- Medicare and Medicaid Scams. Organizations pretending to be representatives from Medicaid, Medicare, or other insurance providers try to appear as authentic as possible. Seniors might reveal confidential personal information, and scammers use these details in order to make fake claims and collect the proceeds themselves. Some of the fraudulent organizations go so far as to set up fake clinics—which might be more convincing to an elderly person than a suspicious phone scam. In the past 10 years, the North Carolina Attorney General’s office pursued claims of Medicaid fraud and recovered more than $360 million.

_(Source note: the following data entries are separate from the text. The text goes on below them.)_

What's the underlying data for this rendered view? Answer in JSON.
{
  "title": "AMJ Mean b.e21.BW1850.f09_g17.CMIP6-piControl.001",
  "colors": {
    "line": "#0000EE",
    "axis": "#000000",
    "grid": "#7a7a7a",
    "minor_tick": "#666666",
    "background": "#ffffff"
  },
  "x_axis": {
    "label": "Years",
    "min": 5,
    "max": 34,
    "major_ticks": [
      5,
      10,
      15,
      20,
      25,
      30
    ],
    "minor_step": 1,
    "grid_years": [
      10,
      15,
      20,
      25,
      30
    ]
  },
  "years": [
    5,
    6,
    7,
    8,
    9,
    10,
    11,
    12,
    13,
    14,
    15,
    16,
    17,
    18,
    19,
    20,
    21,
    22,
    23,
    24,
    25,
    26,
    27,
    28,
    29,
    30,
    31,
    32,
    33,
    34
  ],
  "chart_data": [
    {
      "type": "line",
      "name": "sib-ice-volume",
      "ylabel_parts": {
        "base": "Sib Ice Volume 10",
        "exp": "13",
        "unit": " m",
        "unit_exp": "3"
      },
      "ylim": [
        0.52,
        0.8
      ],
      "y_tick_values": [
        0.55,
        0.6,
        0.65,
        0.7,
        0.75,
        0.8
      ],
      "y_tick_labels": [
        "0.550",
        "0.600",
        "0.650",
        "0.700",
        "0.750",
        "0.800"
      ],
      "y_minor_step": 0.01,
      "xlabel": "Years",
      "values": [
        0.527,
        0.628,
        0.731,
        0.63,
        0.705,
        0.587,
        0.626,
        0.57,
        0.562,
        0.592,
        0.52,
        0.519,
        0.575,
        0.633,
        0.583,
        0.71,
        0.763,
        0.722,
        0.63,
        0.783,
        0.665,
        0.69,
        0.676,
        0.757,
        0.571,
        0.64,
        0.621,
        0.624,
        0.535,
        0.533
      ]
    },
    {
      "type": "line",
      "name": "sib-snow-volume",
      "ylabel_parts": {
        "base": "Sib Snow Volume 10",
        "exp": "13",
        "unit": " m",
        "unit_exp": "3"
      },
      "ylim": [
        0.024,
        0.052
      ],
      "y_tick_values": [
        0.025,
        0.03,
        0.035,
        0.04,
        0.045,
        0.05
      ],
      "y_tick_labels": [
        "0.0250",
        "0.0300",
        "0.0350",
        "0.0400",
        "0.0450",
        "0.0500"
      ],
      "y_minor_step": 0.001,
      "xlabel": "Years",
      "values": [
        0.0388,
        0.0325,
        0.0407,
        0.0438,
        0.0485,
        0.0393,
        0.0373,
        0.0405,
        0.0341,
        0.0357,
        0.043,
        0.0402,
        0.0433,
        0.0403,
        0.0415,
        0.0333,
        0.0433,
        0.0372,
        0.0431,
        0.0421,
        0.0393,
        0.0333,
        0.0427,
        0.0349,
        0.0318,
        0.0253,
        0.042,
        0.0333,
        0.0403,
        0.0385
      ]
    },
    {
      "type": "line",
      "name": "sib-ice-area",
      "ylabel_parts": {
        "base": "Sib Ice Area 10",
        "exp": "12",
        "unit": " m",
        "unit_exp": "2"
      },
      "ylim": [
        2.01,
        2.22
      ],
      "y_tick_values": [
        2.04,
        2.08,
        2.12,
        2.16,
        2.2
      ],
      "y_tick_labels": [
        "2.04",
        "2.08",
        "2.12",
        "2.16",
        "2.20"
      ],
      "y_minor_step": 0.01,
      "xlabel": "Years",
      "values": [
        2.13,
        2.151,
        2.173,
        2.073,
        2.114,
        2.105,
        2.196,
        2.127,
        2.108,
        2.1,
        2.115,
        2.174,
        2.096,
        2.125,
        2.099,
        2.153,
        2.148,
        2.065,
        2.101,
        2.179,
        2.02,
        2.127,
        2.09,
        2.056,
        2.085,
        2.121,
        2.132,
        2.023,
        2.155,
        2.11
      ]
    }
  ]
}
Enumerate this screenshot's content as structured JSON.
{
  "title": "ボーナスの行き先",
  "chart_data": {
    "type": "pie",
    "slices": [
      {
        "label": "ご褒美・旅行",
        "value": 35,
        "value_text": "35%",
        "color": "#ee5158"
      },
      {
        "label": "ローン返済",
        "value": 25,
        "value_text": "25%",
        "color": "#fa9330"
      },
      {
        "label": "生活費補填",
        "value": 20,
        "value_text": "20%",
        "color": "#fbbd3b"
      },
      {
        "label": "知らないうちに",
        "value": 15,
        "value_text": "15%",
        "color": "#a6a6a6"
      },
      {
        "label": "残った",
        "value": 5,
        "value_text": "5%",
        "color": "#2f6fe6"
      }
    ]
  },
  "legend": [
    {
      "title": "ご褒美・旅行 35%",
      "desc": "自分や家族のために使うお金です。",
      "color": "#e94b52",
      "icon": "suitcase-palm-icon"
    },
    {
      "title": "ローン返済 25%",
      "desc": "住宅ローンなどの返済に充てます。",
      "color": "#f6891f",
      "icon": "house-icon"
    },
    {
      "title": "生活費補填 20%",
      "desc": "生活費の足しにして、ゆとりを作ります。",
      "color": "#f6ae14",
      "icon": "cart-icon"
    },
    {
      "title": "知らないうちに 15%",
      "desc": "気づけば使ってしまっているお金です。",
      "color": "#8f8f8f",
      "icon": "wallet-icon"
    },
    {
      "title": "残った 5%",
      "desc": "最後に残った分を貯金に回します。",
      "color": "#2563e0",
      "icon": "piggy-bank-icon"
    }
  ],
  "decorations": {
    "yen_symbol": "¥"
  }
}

- Investment Tricks. Growing Long-Term Care Insurance premiums compounded with rising healthcare costs might encourage an elderly person to seek investment strategies that could grow their assets in a short time frame. Although their interests are valid, the investment companies or individuals an elderly person retains might not be as legitimate.
- Reverse Mortgage Sham. Many seniors elect to use a reverse mortgage in an effort to tap into the equity of their home during their retirement. With many seniors on a fixed income, a reverse mortgage could provide extra coverage from an asset the individual already owns. Some reverse mortgage shams will offer the elderly homeowner the title to another property, often a seemingly more valuable one, in exchange for the title to their home or for a fee or tax incentives. Reverse mortgage brokers must comply with federal laws, as well as provisions set forth in the North Carolina Reverse Mortgage Act. Check with an elder care attorney to learn if the service provider is in compliance.
To help prevent an elderly relative from being the victim of elder financial abuse, be aware of the many scams that target seniors and share the information with family. Discuss asset preservation with an elder law attorney to learn if Medicaid Trusts and other asset protection tools should be implemented.